大きめのボディに、鋭く伸びたヘッド――その独特なシルエットは、どこか頼もしくもあり、まだ彼女には少し重たそうだった。
「できるできる!
小町、頭いいし指先も器用だし!
それに――」
ルナはグレッチ・ジェットを肩から下げ、にやっと笑う。
メタリックなボディに、クラシックなシングルカッタウェイ。
グレッチ・ジェット――ロックにもジャズにも染まるそのギターは、鋭くて、でもどこか艶のある音を持っている。

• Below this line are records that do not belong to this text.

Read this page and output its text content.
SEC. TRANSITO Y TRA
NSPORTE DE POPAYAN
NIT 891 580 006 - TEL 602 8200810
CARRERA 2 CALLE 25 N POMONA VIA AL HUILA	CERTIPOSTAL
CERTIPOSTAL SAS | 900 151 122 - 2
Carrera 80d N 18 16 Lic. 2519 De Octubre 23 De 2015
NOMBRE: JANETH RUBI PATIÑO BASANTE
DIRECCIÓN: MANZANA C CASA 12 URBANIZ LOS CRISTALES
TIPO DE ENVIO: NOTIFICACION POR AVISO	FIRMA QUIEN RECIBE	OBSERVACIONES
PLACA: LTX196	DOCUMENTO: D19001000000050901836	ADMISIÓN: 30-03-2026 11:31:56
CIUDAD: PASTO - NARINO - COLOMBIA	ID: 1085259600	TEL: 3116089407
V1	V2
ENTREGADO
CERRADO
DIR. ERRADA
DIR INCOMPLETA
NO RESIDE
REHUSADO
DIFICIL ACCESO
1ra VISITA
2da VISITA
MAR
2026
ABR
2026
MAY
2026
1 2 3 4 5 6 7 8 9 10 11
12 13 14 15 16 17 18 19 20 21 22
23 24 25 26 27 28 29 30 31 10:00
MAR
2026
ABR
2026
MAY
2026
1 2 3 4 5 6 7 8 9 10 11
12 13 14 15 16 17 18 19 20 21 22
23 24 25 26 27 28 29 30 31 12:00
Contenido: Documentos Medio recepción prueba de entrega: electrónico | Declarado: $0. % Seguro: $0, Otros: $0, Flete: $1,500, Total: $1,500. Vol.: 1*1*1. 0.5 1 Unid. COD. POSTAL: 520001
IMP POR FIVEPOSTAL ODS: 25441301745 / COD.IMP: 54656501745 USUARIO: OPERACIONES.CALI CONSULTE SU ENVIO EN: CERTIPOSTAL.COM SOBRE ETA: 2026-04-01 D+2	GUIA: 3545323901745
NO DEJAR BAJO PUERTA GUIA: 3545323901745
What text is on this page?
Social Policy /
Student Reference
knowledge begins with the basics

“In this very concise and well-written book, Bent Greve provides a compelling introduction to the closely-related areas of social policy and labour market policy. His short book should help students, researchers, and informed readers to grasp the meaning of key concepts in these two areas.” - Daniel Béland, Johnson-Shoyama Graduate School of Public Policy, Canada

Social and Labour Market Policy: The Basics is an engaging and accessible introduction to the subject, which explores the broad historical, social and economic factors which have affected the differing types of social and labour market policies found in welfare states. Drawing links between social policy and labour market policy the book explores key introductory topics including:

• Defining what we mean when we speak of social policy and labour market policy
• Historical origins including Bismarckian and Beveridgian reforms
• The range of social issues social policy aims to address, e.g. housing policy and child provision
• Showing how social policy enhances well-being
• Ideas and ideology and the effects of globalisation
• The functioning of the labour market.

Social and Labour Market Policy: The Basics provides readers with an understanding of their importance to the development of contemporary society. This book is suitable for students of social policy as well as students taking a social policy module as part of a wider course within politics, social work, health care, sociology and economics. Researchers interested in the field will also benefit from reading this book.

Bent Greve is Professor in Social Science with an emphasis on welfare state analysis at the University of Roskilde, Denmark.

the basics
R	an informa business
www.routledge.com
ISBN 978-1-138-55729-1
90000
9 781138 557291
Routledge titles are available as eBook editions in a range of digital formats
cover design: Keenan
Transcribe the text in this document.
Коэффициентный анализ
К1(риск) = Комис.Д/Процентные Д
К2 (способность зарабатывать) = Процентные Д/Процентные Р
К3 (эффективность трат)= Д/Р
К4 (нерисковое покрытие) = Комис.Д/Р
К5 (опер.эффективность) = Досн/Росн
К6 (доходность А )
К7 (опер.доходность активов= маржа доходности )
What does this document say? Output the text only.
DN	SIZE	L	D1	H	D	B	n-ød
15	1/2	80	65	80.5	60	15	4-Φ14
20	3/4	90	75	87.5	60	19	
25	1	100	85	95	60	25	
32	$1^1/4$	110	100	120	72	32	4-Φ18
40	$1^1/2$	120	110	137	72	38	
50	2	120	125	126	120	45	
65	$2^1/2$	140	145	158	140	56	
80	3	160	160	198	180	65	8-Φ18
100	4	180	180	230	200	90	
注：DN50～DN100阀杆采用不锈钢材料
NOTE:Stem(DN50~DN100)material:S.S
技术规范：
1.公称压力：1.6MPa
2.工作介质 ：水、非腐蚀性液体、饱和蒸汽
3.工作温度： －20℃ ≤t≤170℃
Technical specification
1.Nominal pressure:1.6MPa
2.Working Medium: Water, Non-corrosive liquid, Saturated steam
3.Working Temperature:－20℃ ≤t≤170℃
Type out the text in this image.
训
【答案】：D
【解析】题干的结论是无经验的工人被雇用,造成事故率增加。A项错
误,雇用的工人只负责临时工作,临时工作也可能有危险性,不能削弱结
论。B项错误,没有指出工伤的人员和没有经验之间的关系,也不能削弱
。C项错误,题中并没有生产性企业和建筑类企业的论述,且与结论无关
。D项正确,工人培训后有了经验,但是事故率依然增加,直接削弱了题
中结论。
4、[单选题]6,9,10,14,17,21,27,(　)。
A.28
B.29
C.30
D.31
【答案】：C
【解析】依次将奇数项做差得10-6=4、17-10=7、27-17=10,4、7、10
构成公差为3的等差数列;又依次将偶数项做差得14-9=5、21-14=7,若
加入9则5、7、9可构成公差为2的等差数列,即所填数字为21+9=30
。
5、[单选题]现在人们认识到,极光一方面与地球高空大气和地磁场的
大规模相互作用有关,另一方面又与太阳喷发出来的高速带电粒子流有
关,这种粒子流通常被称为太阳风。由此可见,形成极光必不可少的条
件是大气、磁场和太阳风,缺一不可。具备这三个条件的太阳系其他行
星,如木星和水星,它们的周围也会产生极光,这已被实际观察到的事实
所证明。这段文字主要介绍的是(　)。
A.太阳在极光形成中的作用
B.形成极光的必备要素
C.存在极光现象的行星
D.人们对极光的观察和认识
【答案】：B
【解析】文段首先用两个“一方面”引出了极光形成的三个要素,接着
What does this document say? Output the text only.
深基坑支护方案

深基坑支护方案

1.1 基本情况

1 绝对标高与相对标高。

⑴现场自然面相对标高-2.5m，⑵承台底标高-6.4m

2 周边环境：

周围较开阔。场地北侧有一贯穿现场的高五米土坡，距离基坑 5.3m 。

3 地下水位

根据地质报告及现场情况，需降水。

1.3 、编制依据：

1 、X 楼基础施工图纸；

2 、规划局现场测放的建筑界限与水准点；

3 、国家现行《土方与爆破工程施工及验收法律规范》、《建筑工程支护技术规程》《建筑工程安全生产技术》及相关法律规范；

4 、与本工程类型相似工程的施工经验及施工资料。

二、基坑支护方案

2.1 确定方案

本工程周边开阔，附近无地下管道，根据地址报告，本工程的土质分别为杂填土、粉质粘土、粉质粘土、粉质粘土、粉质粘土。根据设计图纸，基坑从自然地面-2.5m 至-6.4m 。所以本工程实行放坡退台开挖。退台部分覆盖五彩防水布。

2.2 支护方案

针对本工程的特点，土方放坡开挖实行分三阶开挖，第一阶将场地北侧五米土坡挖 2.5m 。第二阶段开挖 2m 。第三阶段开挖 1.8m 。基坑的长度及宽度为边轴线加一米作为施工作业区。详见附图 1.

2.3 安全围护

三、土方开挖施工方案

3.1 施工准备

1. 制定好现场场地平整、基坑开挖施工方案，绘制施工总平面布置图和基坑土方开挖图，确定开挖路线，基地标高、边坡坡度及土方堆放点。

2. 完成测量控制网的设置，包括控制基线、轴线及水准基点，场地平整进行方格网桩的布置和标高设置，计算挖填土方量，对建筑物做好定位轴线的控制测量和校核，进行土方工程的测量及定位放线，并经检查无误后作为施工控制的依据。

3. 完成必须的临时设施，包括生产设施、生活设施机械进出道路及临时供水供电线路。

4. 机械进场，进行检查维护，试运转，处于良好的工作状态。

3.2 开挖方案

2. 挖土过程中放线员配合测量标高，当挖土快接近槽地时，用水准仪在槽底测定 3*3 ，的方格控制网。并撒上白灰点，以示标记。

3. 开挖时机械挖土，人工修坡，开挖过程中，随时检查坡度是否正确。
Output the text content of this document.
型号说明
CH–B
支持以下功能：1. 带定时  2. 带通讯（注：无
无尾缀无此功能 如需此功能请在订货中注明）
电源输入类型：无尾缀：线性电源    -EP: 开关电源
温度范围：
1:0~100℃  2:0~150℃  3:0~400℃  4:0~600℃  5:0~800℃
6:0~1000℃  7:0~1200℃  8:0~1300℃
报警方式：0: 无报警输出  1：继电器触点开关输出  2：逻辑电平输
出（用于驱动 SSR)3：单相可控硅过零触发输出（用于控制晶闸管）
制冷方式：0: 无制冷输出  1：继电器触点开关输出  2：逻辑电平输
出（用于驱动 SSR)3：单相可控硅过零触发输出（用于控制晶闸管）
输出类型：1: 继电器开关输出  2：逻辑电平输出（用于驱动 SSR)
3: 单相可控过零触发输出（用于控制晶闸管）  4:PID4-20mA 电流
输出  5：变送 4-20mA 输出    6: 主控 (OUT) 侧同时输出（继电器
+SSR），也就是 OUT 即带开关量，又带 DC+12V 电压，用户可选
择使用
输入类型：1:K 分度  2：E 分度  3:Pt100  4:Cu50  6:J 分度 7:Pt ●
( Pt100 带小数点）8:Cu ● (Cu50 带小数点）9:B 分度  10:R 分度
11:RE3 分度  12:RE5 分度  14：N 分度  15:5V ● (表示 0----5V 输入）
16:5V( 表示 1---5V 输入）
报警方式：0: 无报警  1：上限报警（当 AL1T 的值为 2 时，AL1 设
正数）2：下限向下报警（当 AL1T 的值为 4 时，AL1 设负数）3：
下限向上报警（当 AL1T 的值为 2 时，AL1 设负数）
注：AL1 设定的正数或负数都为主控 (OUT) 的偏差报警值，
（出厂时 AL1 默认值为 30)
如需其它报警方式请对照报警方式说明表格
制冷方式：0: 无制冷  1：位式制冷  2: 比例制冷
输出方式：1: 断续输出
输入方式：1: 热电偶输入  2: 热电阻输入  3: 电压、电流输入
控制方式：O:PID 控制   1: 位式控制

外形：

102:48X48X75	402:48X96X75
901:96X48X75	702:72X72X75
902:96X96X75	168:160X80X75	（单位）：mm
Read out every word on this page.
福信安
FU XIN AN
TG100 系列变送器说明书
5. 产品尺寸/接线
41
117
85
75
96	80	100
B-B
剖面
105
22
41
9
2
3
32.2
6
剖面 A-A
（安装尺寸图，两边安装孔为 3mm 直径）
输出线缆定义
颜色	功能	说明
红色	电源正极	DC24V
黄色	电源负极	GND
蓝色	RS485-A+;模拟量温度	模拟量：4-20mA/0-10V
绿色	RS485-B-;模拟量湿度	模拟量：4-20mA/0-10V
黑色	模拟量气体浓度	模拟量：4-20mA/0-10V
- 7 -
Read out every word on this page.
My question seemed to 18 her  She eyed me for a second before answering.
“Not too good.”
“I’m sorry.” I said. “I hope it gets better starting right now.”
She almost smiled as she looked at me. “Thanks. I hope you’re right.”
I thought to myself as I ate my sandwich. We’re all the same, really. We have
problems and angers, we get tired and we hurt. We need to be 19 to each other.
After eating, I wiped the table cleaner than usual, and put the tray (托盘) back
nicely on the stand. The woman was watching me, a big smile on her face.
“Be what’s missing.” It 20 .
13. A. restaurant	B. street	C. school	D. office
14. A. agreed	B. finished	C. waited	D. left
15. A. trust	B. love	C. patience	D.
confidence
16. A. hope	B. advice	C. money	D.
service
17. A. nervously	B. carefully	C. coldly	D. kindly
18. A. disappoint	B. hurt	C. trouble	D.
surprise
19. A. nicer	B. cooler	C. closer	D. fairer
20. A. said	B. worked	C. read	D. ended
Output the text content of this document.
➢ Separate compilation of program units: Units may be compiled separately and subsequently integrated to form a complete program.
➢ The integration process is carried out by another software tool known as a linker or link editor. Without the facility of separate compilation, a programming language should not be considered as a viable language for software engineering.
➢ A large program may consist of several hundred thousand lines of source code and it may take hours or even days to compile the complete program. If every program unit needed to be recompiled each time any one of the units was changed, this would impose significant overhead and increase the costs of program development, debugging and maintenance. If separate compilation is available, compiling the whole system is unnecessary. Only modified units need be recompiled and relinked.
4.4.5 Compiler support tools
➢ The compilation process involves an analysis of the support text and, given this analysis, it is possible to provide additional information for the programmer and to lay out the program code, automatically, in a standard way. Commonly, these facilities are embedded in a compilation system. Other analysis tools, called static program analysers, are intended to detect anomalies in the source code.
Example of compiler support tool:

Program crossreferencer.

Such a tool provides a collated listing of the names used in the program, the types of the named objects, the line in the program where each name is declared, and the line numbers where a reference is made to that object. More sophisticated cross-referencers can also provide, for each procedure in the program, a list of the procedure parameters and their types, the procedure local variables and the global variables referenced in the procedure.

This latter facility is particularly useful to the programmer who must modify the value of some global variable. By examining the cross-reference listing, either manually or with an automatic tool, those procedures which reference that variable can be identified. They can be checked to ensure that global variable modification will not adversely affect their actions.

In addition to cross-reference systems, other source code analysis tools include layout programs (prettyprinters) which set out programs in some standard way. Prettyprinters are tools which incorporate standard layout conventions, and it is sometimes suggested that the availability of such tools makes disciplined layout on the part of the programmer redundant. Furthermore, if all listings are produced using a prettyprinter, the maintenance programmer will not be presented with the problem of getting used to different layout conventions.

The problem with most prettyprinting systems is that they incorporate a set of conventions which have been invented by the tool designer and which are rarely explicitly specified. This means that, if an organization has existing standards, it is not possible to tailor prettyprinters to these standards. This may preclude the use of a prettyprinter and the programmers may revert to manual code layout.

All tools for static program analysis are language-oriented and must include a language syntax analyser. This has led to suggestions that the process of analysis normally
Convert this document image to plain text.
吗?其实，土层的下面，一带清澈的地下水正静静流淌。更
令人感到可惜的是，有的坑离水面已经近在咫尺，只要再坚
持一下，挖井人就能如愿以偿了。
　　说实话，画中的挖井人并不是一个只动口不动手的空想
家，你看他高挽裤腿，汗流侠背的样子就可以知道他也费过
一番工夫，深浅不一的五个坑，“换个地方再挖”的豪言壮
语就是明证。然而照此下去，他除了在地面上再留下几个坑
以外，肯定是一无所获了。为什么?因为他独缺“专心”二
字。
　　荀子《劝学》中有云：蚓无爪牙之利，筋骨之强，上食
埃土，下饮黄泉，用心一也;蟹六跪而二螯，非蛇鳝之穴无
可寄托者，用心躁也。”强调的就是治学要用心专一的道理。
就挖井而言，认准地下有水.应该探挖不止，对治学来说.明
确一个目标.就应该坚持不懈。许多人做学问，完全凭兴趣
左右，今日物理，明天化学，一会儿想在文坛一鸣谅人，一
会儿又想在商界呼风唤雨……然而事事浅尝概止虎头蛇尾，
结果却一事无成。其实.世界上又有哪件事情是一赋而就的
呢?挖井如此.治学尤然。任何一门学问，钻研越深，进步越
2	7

ルナの手にかかると、その音は感情をむき出しにするように響いた。
「“怒り”とか“焦り”とか、そういう感情がこもってる人のほうが、絶対いい音出すんだよね」
最初のスタジオ練習は、ボロボロだった。
リズムが合わず、チューニングもズレる。
でも3人とも笑っていた。
「“笑いながら”練習できるって、すごいことだよな……」
奏汰はその姿を見つめながら、ふと呟いた。
ある日、小町はTシャツ姿でスタジオに現れた。
父親と大喧嘩したという。
「“そんな格好で外に出るのは娘として恥ずかしい”って……。
でも、これが今の私の“表現”なんだ」
彼女の手には、指の皮が剥けた跡。
「それでいい、小町。あんたの“音”は、そのままで強いよ」
ルナが即座に言った。
玲音は何も言わず、小町の手に絆創膏を貼った。
初ライブ当日――
客席には、SNSで呼びかけた数百人が集まっていた。
だけど、演奏は……失敗だった。
音がちょっとズレる。
照明とタイミングが合わない。
玲音が途中で構成を間違え、小町がリズムを重くし、ルナがフォローに入りきれなかった。
それでも――
曲が終わった瞬間、観客が立ち上がって拍手を送った。
「すげぇ……なんか、伝わってきた」
「音が妙に不器用で、逆に刺さる感じ」
ステージ袖で奏汰は、そっとガッツポーズを作った。
「……伝わった、んだな」
でも、終演後の控室。
「どうしてもっと合わせてくれなかったの?」
ルナが、小町に詰め寄る。
「あなたこそ、テンポが速すぎるのよ」
小町が静かに返す。
玲音は、ふたりの間で戸惑うように立ち尽くす。
「ケンカ……しないで。お願い……」
その声は、どこか震えていた。
だが、沈黙のあと――
小町が言った。
「……でも、わたし、初めて“自分の声”を出せた気がした。ベースで」
ルナが肩をすくめ、笑う。
「わたしも。“うまくいかない自分”って、実は嫌いじゃないんだよね」
そして玲音が、笑った。
「じゃあさ――もう一度、やってみようよ。
今度は、“ひとつの声”になるまで」
再スタートのライブ。
3人は息を合わせて立った。
曲は、玲音がこの日のために書いたもの。
タイトルは、『わたしたちは最高!』
「失敗も、衝突も、バラバラも。
全部抱えて、わたしたちの音楽になる」
奏汰は、袖で見守りながら心の中でつぶやく。
「……本当に、“最高”だよ。お前たち」
3人の音がひとつになった瞬間――
観客席から、大きな歓声が上がった。